Beyond wildlife conservation, IUCN says, the benefits of biobanking also extend to people around the world.

“Biobanks support the well-being of wildlife, ecosystems and humans; these collections are thus an integral component of the One Health approach and contributors to several of the United Nations’ Sustainable Development Goals, as well as to the targets of the Convention on Biological Diversity.”

Banked collections serve as an assurance in protecting species and by extension, protecting the roles of these species in their environments and the balance of our ecosystems — something that directly affects human health.

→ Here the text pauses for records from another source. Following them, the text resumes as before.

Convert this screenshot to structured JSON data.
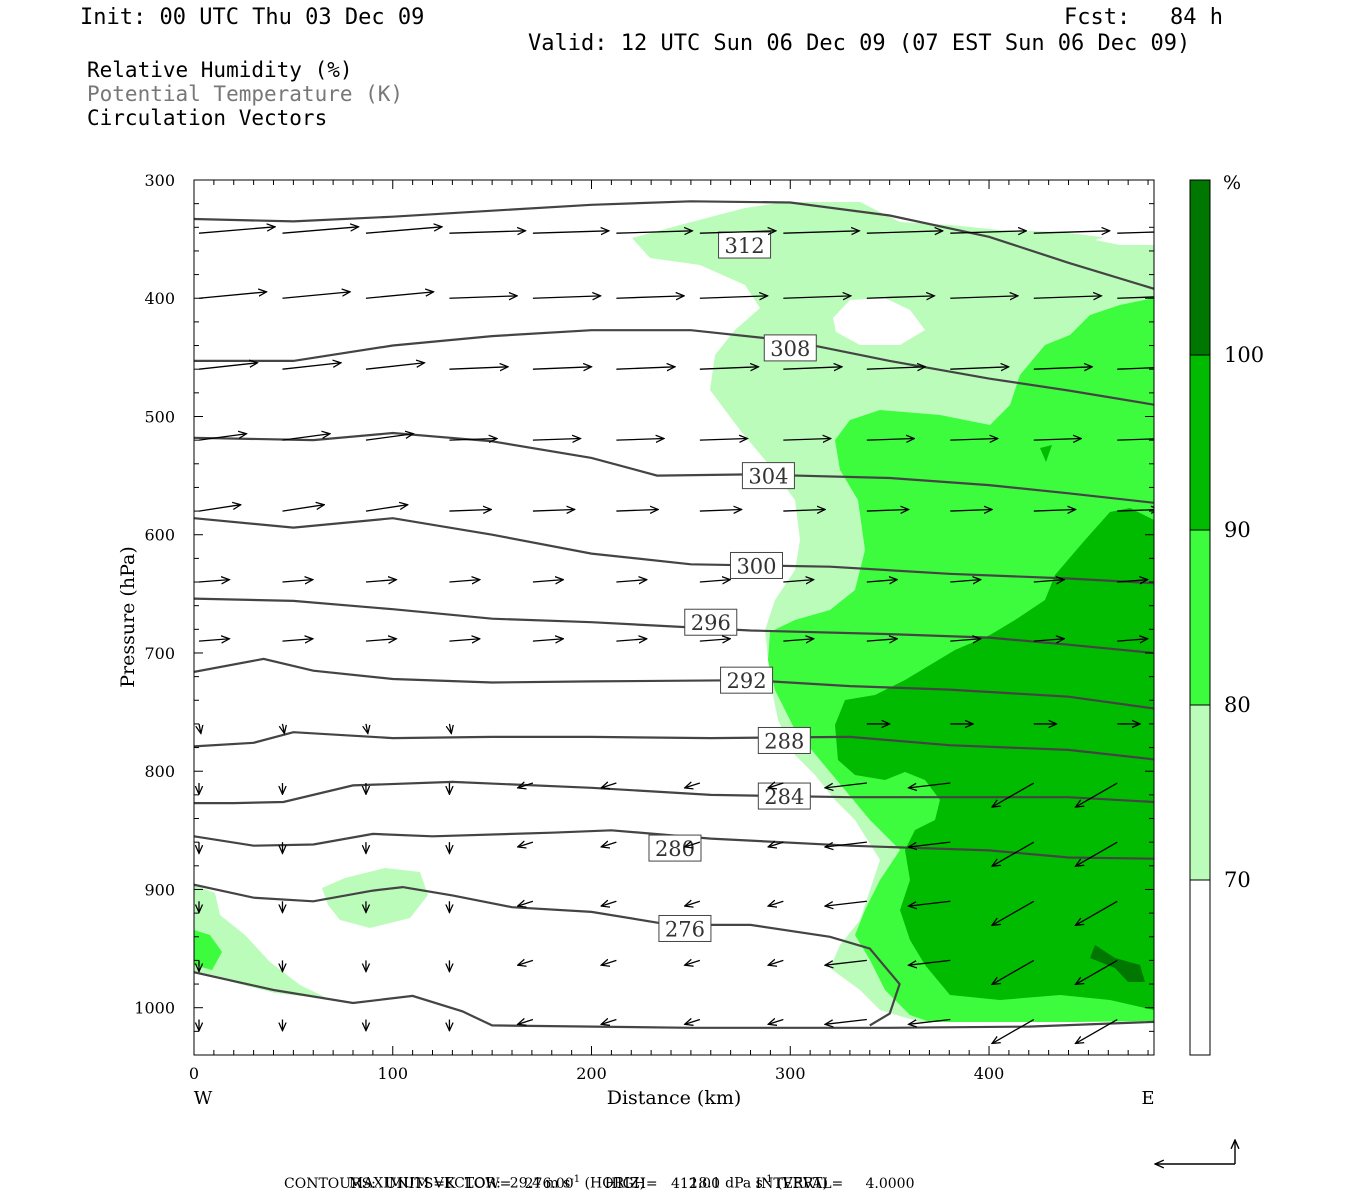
{
  "header": {
    "init": "Init: 00 UTC Thu 03 Dec 09",
    "fcst": "Fcst:   84 h",
    "valid": "Valid: 12 UTC Sun 06 Dec 09 (07 EST Sun 06 Dec 09)"
  },
  "legend_text": {
    "rh": "Relative Humidity (%)",
    "theta": "Potential Temperature (K)",
    "vectors": "Circulation Vectors"
  },
  "chart_data": {
    "type": "cross-section",
    "xlabel": "Distance (km)",
    "ylabel": "Pressure (hPa)",
    "xlim": [
      0,
      483
    ],
    "ylim": [
      1040,
      300
    ],
    "x_ticks": [
      0,
      100,
      200,
      300,
      400
    ],
    "y_ticks": [
      300,
      400,
      500,
      600,
      700,
      800,
      900,
      1000
    ],
    "x_end_labels": {
      "left": "W",
      "right": "E"
    },
    "colorbar": {
      "unit": "%",
      "levels": [
        70,
        80,
        90,
        100
      ],
      "colors": [
        "#ffffff",
        "#bbfcbb",
        "#3dfc3d",
        "#00bb00",
        "#007700"
      ]
    },
    "theta_contours": [
      {
        "label": "312",
        "label_pos": [
          277,
          355
        ],
        "points": [
          [
            0,
            333
          ],
          [
            50,
            335
          ],
          [
            100,
            331
          ],
          [
            150,
            326
          ],
          [
            200,
            321
          ],
          [
            250,
            318
          ],
          [
            300,
            319
          ],
          [
            350,
            330
          ],
          [
            400,
            348
          ],
          [
            440,
            370
          ],
          [
            483,
            392
          ]
        ]
      },
      {
        "label": "308",
        "label_pos": [
          300,
          442
        ],
        "points": [
          [
            0,
            453
          ],
          [
            50,
            453
          ],
          [
            100,
            440
          ],
          [
            150,
            432
          ],
          [
            200,
            427
          ],
          [
            250,
            427
          ],
          [
            300,
            436
          ],
          [
            350,
            453
          ],
          [
            400,
            468
          ],
          [
            440,
            478
          ],
          [
            483,
            490
          ]
        ]
      },
      {
        "label": "304",
        "label_pos": [
          289,
          550
        ],
        "points": [
          [
            0,
            518
          ],
          [
            60,
            520
          ],
          [
            100,
            514
          ],
          [
            150,
            521
          ],
          [
            200,
            535
          ],
          [
            233,
            550
          ],
          [
            280,
            549
          ],
          [
            350,
            552
          ],
          [
            400,
            558
          ],
          [
            440,
            565
          ],
          [
            483,
            573
          ]
        ]
      },
      {
        "label": "300",
        "label_pos": [
          283,
          626
        ],
        "points": [
          [
            0,
            586
          ],
          [
            50,
            594
          ],
          [
            100,
            586
          ],
          [
            150,
            600
          ],
          [
            200,
            616
          ],
          [
            250,
            625
          ],
          [
            320,
            627
          ],
          [
            380,
            633
          ],
          [
            440,
            637
          ],
          [
            483,
            641
          ]
        ]
      },
      {
        "label": "296",
        "label_pos": [
          260,
          674
        ],
        "points": [
          [
            0,
            654
          ],
          [
            50,
            656
          ],
          [
            100,
            663
          ],
          [
            150,
            671
          ],
          [
            200,
            674
          ],
          [
            280,
            681
          ],
          [
            350,
            684
          ],
          [
            400,
            687
          ],
          [
            440,
            693
          ],
          [
            483,
            700
          ]
        ]
      },
      {
        "label": "292",
        "label_pos": [
          278,
          723
        ],
        "points": [
          [
            0,
            716
          ],
          [
            35,
            705
          ],
          [
            60,
            715
          ],
          [
            100,
            722
          ],
          [
            150,
            725
          ],
          [
            200,
            724
          ],
          [
            280,
            723
          ],
          [
            330,
            728
          ],
          [
            380,
            731
          ],
          [
            440,
            737
          ],
          [
            483,
            747
          ]
        ]
      },
      {
        "label": "288",
        "label_pos": [
          297,
          774
        ],
        "points": [
          [
            0,
            779
          ],
          [
            30,
            776
          ],
          [
            50,
            767
          ],
          [
            100,
            772
          ],
          [
            150,
            771
          ],
          [
            200,
            771
          ],
          [
            260,
            772
          ],
          [
            330,
            771
          ],
          [
            380,
            778
          ],
          [
            440,
            782
          ],
          [
            483,
            790
          ]
        ]
      },
      {
        "label": "284",
        "label_pos": [
          297,
          821
        ],
        "points": [
          [
            0,
            827
          ],
          [
            20,
            827
          ],
          [
            45,
            826
          ],
          [
            80,
            812
          ],
          [
            130,
            809
          ],
          [
            200,
            814
          ],
          [
            260,
            820
          ],
          [
            330,
            822
          ],
          [
            380,
            822
          ],
          [
            440,
            822
          ],
          [
            483,
            826
          ]
        ]
      },
      {
        "label": "280",
        "label_pos": [
          242,
          865
        ],
        "points": [
          [
            0,
            855
          ],
          [
            30,
            863
          ],
          [
            60,
            862
          ],
          [
            90,
            853
          ],
          [
            120,
            855
          ],
          [
            180,
            852
          ],
          [
            210,
            850
          ],
          [
            260,
            857
          ],
          [
            330,
            863
          ],
          [
            400,
            867
          ],
          [
            440,
            873
          ],
          [
            483,
            874
          ]
        ]
      },
      {
        "label": "276",
        "label_pos": [
          247,
          933
        ],
        "points": [
          [
            0,
            896
          ],
          [
            30,
            907
          ],
          [
            60,
            910
          ],
          [
            90,
            901
          ],
          [
            105,
            898
          ],
          [
            130,
            905
          ],
          [
            160,
            915
          ],
          [
            200,
            919
          ],
          [
            240,
            930
          ],
          [
            280,
            930
          ],
          [
            320,
            940
          ],
          [
            340,
            950
          ],
          [
            355,
            980
          ],
          [
            350,
            1005
          ],
          [
            340,
            1015
          ]
        ]
      },
      {
        "label": "",
        "label_pos": null,
        "points": [
          [
            0,
            970
          ],
          [
            40,
            985
          ],
          [
            80,
            996
          ],
          [
            110,
            990
          ],
          [
            135,
            1003
          ],
          [
            150,
            1015
          ],
          [
            250,
            1017
          ],
          [
            350,
            1017
          ],
          [
            420,
            1016
          ],
          [
            483,
            1012
          ]
        ]
      }
    ],
    "rh_max_vector": {
      "horiz": "29.4",
      "horiz_unit": "m s",
      "vert": "18.1",
      "vert_unit": "dPa s"
    }
  },
  "footer": {
    "max_vector_label": "MAXIMUM VECTOR:",
    "max_horiz": "29.4 m s",
    "horiz_sup": "-1",
    "horiz_tag": "(HORIZ)",
    "max_vert": "18.1 dPa s",
    "vert_sup": "-1",
    "vert_tag": "(VERT)",
    "contours": "CONTOURS:  UNITS=K  LOW=   276.00       HIGH=   412.00        INTERVAL=     4.0000"
  }
}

But further, biobanks are a repository of high-quality samples, which can be collected on a broad scale, that are an invaluable resource in matters of public health.

For example, studying these samples helps in understanding the mechanisms of disease, providing an avenue for accelerated diagnostics and treatment discovery.

These collections could therefore be key in halting the spread of zoonotic diseases and preventing pandemics.

There is a growing recognition of the urgency of biobanking.

In addition to the One Plan approach, international treaties and resolutions recognise biobanking as a critical component of biodiversity conservation.